| 20 May 2024, Monday |

Ukraine war: 21 children flown to UK for cancer treatment

According to the health secretary, a group of Ukrainian children has arrived in the UK to receive life-saving cancer treatment on the NHS.

The 21 children, according to Sajid Javid, would receive the greatest possible treatment in hospitals around the UK.

Following a request from Polish officials, the children and their close family members arrived on an emergency aircraft organized by the government on Sunday.

Doctors will examine them before sending them to the relevant hospitals.

Mr Javid said, “I am happy that the UK is providing vital medical care to young Ukrainian children who have been pushed out of their home country by the Russian invasion while receiving medical treatment.”

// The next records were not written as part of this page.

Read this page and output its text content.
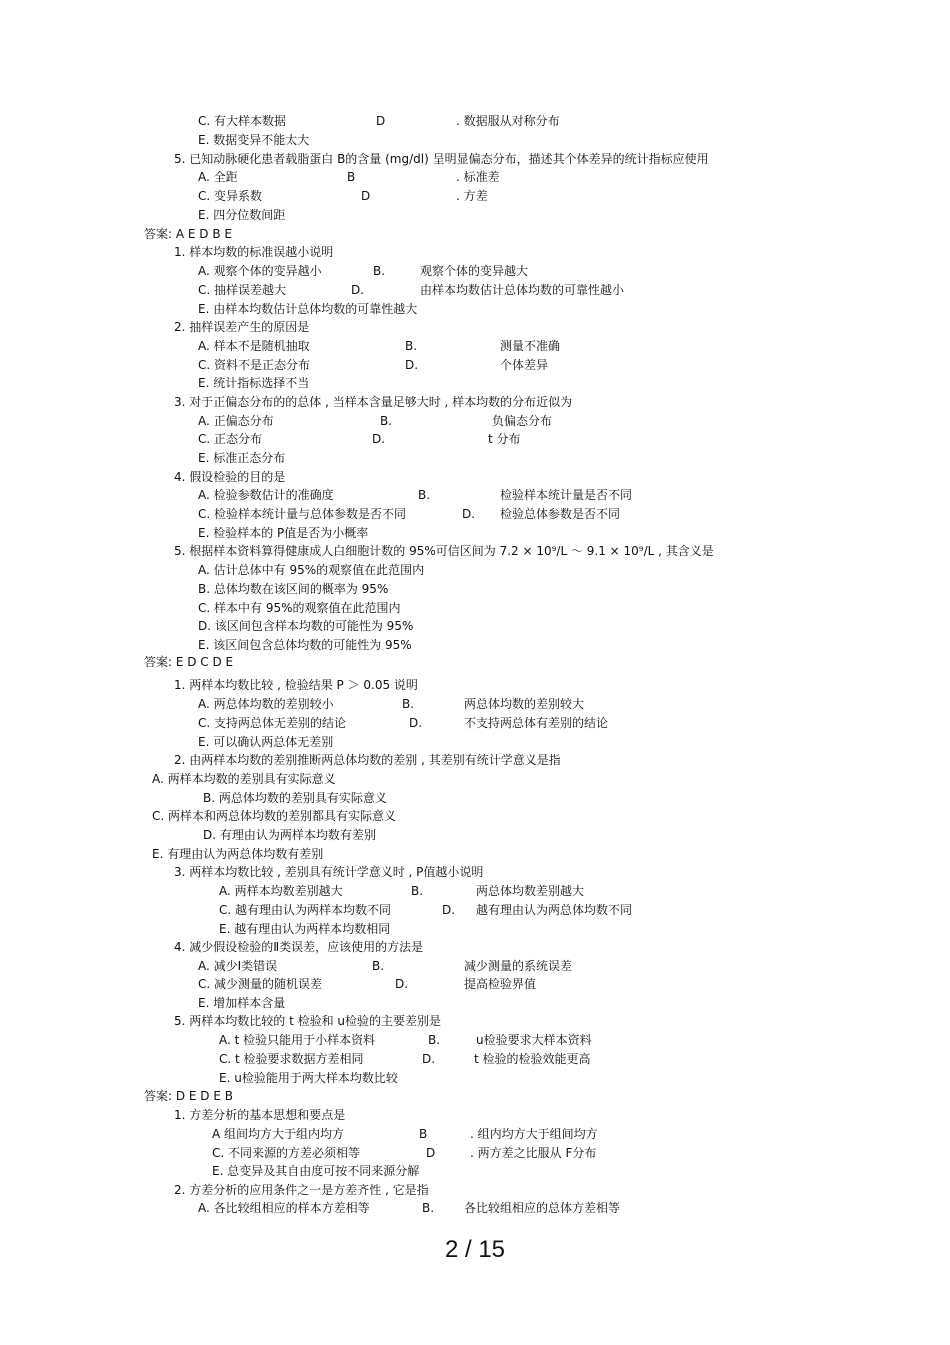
C. 有大样本数据	D	. 数据服从对称分布
E. 数据变异不能太大
5. 已知动脉硬化患者载脂蛋白 B的含量 (mg/dl) 呈明显偏态分布，描述其个体差异的统计指标应使用
A. 全距	B	. 标准差
C. 变异系数	D	. 方差
E. 四分位数间距
答案: A E D B E
1. 样本均数的标准误越小说明
A. 观察个体的变异越小	B.	观察个体的变异越大
C. 抽样误差越大	D.	由样本均数估计总体均数的可靠性越小
E. 由样本均数估计总体均数的可靠性越大
2. 抽样误差产生的原因是
A. 样本不是随机抽取	B.	测量不准确
C. 资料不是正态分布	D.	个体差异
E. 统计指标选择不当
3. 对于正偏态分布的的总体 , 当样本含量足够大时 , 样本均数的分布近似为
A. 正偏态分布	B.	负偏态分布
C. 正态分布	D.	t 分布
E. 标准正态分布
4. 假设检验的目的是
A. 检验参数估计的准确度	B.	检验样本统计量是否不同
C. 检验样本统计量与总体参数是否不同	D. 检验总体参数是否不同
E. 检验样本的 P值是否为小概率
5. 根据样本资料算得健康成人白细胞计数的 95%可信区间为 7.2 × 10⁹/L ～ 9.1 × 10⁹/L , 其含义是
A. 估计总体中有 95%的观察值在此范围内
B. 总体均数在该区间的概率为 95%
C. 样本中有 95%的观察值在此范围内
D. 该区间包含样本均数的可能性为 95%
E. 该区间包含总体均数的可能性为 95%
答案: E D C D E
1. 两样本均数比较 , 检验结果 P ＞ 0.05 说明
A. 两总体均数的差别较小	B.	两总体均数的差别较大
C. 支持两总体无差别的结论	D.	不支持两总体有差别的结论
E. 可以确认两总体无差别
2. 由两样本均数的差别推断两总体均数的差别 , 其差别有统计学意义是指
A. 两样本均数的差别具有实际意义
B. 两总体均数的差别具有实际意义
C. 两样本和两总体均数的差别都具有实际意义
D. 有理由认为两样本均数有差别
E. 有理由认为两总体均数有差别
3. 两样本均数比较 , 差别具有统计学意义时 , P值越小说明
A. 两样本均数差别越大	B.	两总体均数差别越大
C. 越有理由认为两样本均数不同	D. 越有理由认为两总体均数不同
E. 越有理由认为两样本均数相同
4. 减少假设检验的Ⅱ类误差，应该使用的方法是
A. 减少Ⅰ类错误	B.	减少测量的系统误差
C. 减少测量的随机误差	D.	提高检验界值
E. 增加样本含量
5. 两样本均数比较的 t 检验和 u检验的主要差别是
A. t 检验只能用于小样本资料	B.	u检验要求大样本资料
C. t 检验要求数据方差相同	D.	t 检验的检验效能更高
E. u检验能用于两大样本均数比较
答案: D E D E B
1. 方差分析的基本思想和要点是
A 组间均方大于组内均方	B	. 组内均方大于组间均方
C. 不同来源的方差必须相等	D	. 两方差之比服从 F分布
E. 总变异及其自由度可按不同来源分解
2. 方差分析的应用条件之一是方差齐性 , 它是指
A. 各比较组相应的样本方差相等	B. 各比较组相应的总体方差相等
2 / 15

“I’m confident that the NHS’s outstanding personnel will provide them with the finest possible treatment.”

The government will lay out the specifics of a scheme that would allow people in the UK to welcome Ukrainian refugees into their homes at a later date, but special provisions have been made for those who require immediate assistance.

The fighting has disrupted the treatment of hundreds of Ukrainians, as Russian forces lay siege to cities and hospitals’ supplies run out.

Many children have been transferred to Poland, where officials have requested assistance in their care.

According to a paediatric oncologist in Poland, the majority of the youngsters that came to her facility were in life-threatening situations.

Those who arrive in the UK would be assessed to determine their unique health needs before being treated at a suitable NHS facility, according to the Department of Health and Social Care.

The UK has already delivered over 650,000 medical supplies to Ukraine as part of its humanitarian response to the situation, according to the government.

It claimed seven aircraft had flown to the region to bring relief, including wound care kits, intensive care equipment, and critical medicines.

Amanda Pritchard, the chief executive of NHS England, said the NHS would continue to engage with ministers to provide both the essential supplies and the “crucial treatment” that the children require.

“Colleagues at paediatric hospitals around the country have gone above and beyond to help these children during their greatest hour of need,” she added.